As streaming services continue to compete for global dominance, the quality of Arabic localization on flagship shows like Breaking Bad sets the standard for how Hollywood narratives are consumed in the Arab world. It proves that even a story about an Albuquerque chemistry teacher can resonate deeply in Cairo, Riyadh, or Dubai—provided the words at the bottom of the screen are done right.

: Start the show, pause it, and select the Audio & Subtitles icon (usually at the bottom of the screen). If available, choose "Arabic" under the Subtitles column.

on Netflix uses Arabic subtitling to navigate cultural nuances, slang, and dark themes. When Breaking Bad first landed on Netflix in

Scroll down to the section and select your profile. Click on Language .

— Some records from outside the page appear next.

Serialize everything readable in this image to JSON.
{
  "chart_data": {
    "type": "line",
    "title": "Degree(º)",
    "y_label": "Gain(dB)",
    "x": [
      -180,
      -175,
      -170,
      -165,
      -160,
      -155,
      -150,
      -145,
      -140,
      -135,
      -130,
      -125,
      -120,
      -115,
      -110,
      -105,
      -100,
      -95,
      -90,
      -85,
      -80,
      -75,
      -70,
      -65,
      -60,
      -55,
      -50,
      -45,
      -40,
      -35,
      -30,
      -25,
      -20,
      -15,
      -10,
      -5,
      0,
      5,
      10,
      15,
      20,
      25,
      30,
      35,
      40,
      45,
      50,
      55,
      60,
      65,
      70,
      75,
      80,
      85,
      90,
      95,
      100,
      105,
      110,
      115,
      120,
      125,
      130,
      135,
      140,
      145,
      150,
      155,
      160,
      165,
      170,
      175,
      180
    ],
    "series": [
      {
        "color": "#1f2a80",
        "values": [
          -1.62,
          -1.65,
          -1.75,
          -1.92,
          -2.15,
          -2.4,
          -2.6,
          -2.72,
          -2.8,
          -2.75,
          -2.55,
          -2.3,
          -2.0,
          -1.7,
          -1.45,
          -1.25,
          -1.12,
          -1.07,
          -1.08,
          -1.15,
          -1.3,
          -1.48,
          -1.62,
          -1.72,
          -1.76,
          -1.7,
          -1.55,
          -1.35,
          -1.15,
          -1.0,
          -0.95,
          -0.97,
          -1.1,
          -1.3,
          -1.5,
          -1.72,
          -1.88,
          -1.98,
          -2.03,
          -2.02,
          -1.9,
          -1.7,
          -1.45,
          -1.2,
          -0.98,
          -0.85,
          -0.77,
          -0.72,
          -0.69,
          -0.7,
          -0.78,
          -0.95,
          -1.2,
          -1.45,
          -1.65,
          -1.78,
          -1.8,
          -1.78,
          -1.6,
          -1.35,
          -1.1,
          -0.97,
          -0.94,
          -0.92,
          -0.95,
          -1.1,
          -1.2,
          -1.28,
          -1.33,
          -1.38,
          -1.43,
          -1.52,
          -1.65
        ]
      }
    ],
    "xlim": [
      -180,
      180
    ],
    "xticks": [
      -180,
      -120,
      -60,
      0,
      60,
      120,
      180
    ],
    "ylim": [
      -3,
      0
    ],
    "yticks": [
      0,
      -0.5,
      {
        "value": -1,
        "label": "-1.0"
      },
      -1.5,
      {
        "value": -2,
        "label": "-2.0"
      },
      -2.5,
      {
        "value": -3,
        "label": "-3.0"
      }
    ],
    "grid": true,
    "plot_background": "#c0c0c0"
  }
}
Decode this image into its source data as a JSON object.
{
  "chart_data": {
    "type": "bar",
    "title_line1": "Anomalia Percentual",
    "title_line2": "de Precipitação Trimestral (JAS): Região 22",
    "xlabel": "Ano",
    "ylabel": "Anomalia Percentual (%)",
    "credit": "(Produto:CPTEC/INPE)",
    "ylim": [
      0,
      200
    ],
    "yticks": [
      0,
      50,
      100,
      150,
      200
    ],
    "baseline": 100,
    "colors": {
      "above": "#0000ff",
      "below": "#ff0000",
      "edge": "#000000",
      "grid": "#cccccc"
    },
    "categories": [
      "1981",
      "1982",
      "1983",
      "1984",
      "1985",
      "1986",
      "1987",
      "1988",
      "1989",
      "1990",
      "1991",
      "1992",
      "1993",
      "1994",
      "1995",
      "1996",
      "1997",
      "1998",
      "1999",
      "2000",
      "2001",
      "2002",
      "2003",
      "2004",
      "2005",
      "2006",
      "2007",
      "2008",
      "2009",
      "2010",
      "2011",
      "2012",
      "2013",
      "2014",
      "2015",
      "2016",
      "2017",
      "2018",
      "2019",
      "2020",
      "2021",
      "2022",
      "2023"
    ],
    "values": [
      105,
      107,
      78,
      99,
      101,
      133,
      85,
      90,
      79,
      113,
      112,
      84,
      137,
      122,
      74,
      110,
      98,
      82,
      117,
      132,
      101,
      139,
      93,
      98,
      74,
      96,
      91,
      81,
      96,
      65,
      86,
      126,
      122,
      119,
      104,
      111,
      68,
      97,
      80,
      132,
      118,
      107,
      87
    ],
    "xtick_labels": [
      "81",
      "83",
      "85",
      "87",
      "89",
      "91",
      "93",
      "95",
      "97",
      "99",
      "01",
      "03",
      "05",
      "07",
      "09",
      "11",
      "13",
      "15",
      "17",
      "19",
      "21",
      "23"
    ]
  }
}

: Walter White’s chemistry lectures require precise terminology that may not always have a direct, punchy equivalent in everyday Arabic, often requiring the use of loanwords or descriptive phrases. Technical Implementation on Netflix

A short scene analysis showing the English line “I did it for my family” rendered in Arabic in three ways (literal MSA, softened euphemism, colloquial paraphrase), followed by survey results demonstrating how each variant produced different levels of sympathy for the speaker — a vivid demonstration of subtitle power. Note that available languages can vary based on

As part of Netflix’s massive expansion into the Middle East and North Africa (MENA) region, the streaming platform localized its interface and catalog. This includes professional Arabic translations for its flagship licensed content, ensuring that viewers in countries like Egypt, Saudi Arabia, the UAE, Morocco, and Jordan can seamlessy follow Walter White’s descent into criminality. How to Turn On Arabic Subtitles on Netflix

The study gave the Netflix Arabic subtitles a rating of . This score indicates that the translation is "accurate, acceptable, and has high readability," though it suggests there is still minor room for improvement regarding highly technical terms or very specific cultural phrases.

Acknowledgement

This website is adapted from Nerfies, UniversalNER and LLaVA, licensed under a Creative Commons Attribution-ShareAlike 4.0 International License. We thank the LLaMA team for giving us access to their models.

Usage and License Notices: The data abd code is intended and licensed for research use only. They are also restricted to uses that follow the license agreement of LLaMA, ChatGPT, and the original dataset used in the benchmark. The dataset is CC BY NC 4.0 (allowing only non-commercial use) and models trained using the dataset should not be used outside of research purposes.